Judgment dated 20.1.2026 of the Supreme Court in Civil Appeal NO.5185-5192 of 2016 of Union of India and others Vs. Heavy Vehicles Factory Employees Union and another
As observed by the High Court, the core of the controversy rested upon the interpretation of Section 59(2) of the Factories Act, 1948, which defined the “ordinary rate of wages” as basic wages plus “such allowances” as the worker for the time being is entitled to. The High Court has rightly opined that it is well-settled principle of statutory construction that the Legislature never wastes its words.
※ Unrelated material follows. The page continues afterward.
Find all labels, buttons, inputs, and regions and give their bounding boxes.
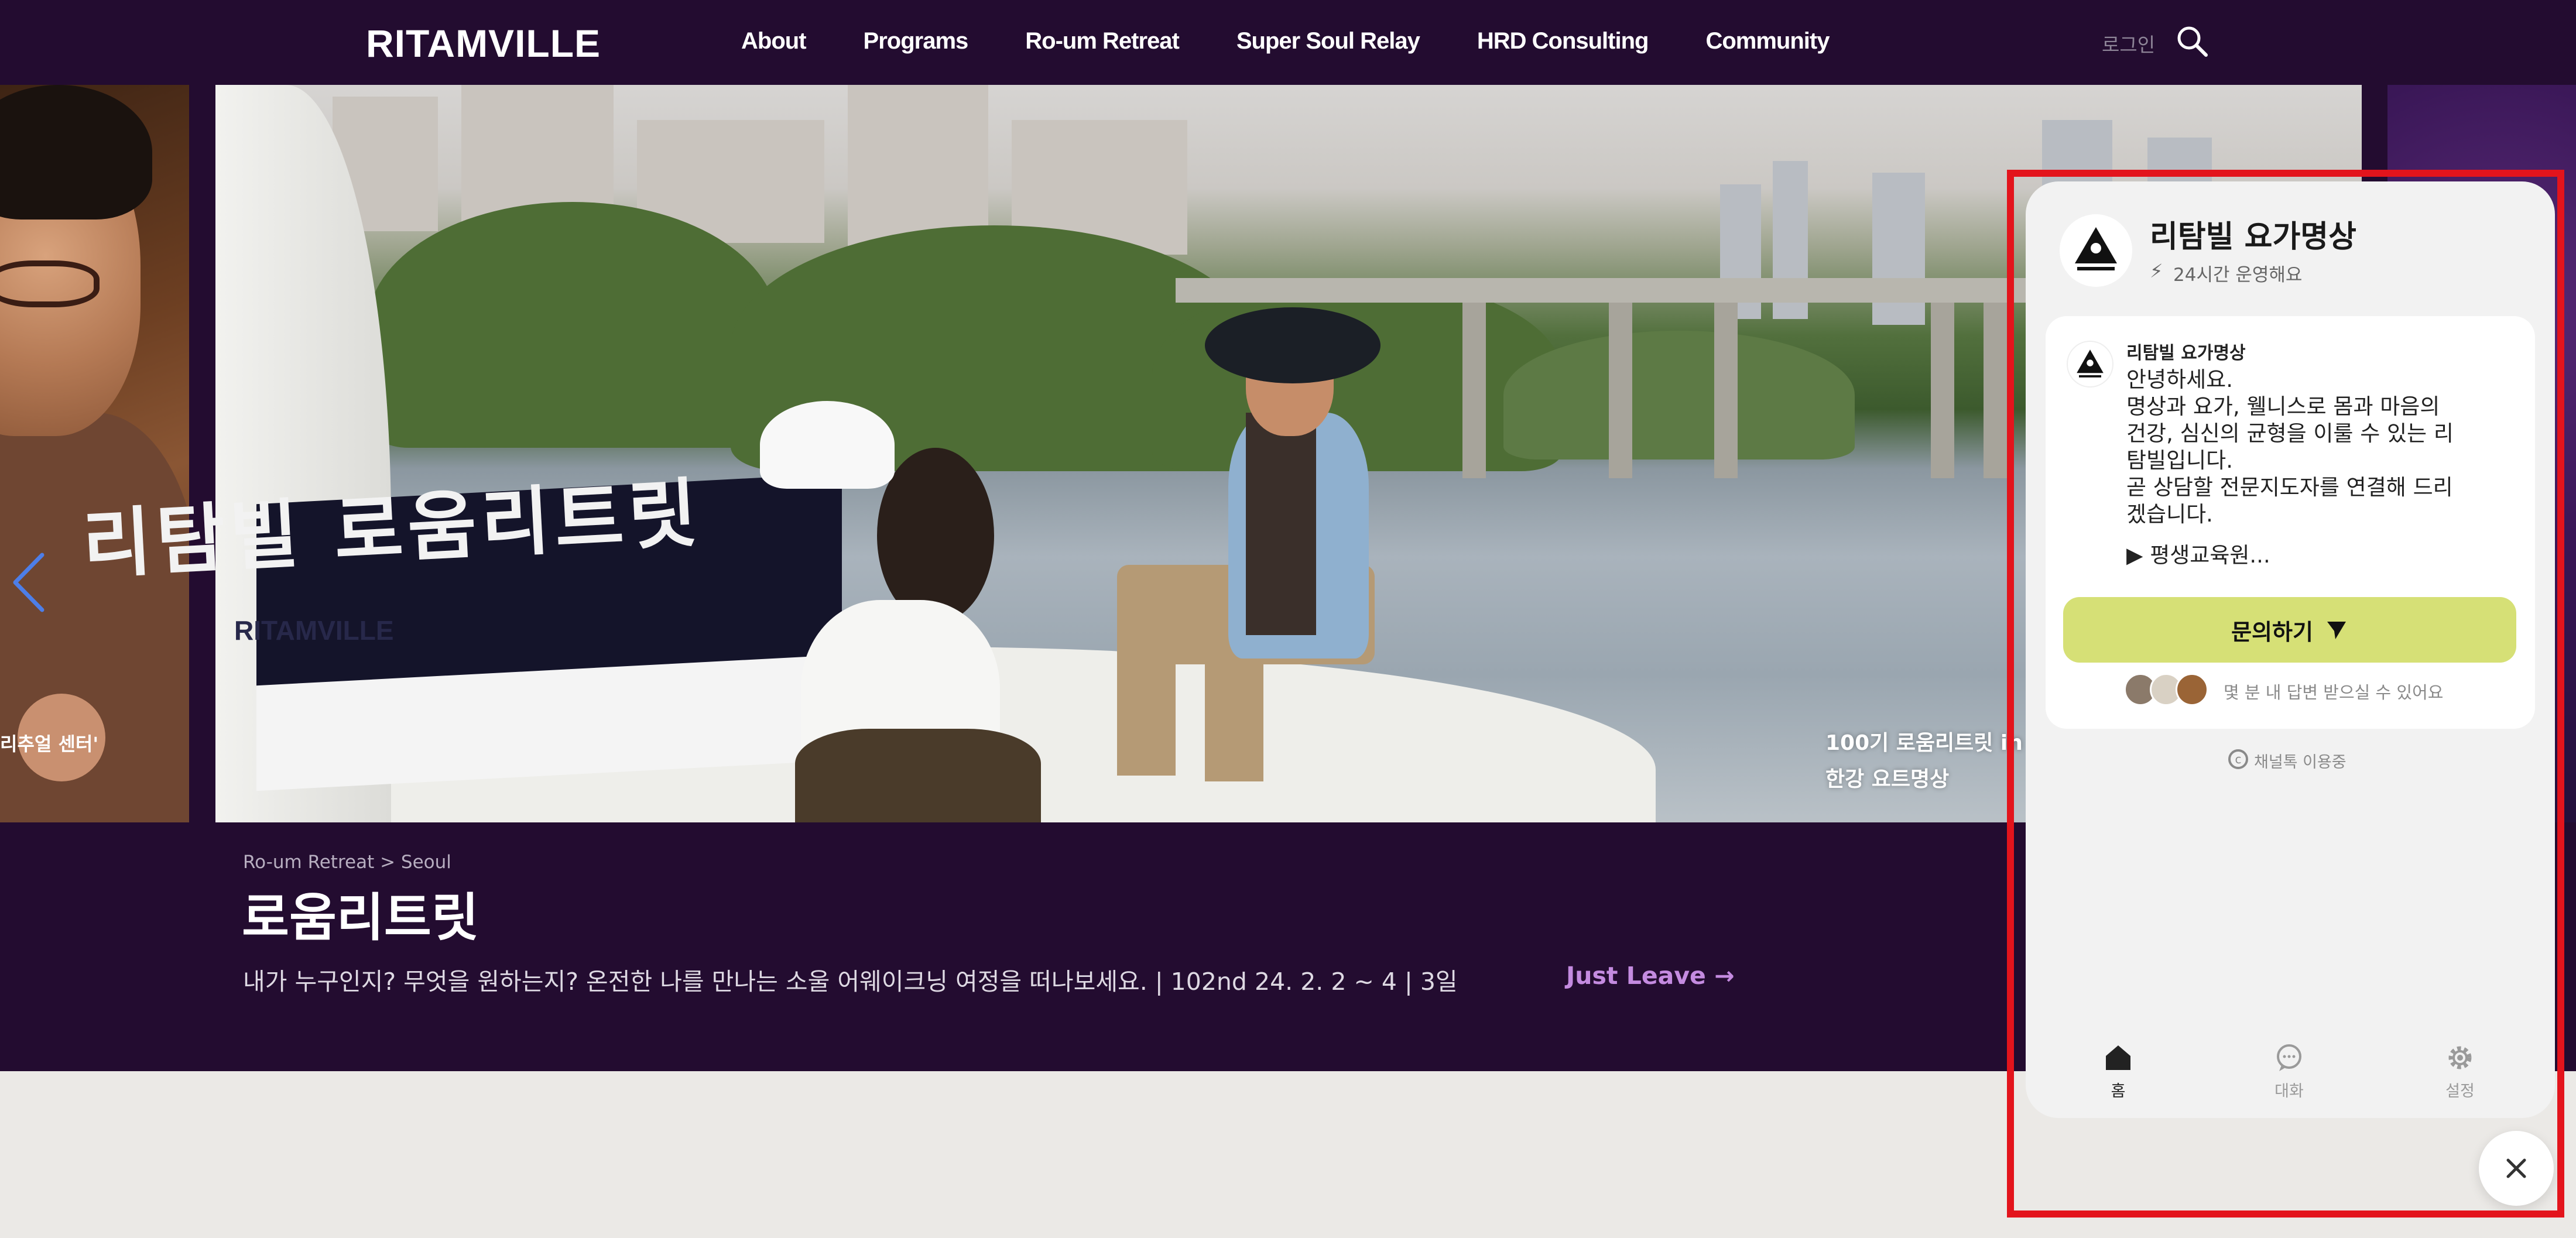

Notably, when the statute provides for only two specific exclusions: bonus and wages for overtime work, in the absence of any formal rules governing the exclusion of other entitlements, the Executive cannot, through a mere Office Memorandum, read additional exclusions into the Act that the Legislature did not contemplate. The High Court further noted that the employees had been in receipt of overtime allowances calculated by including HRA, TA, SFA, etc., for a considerable duration. The sudden exclusion of these allowances via the Office Memorandum dated 26.06.2009, lacks legal authority and is contrary to the literal mandate of Section 59 of the 1948 Act.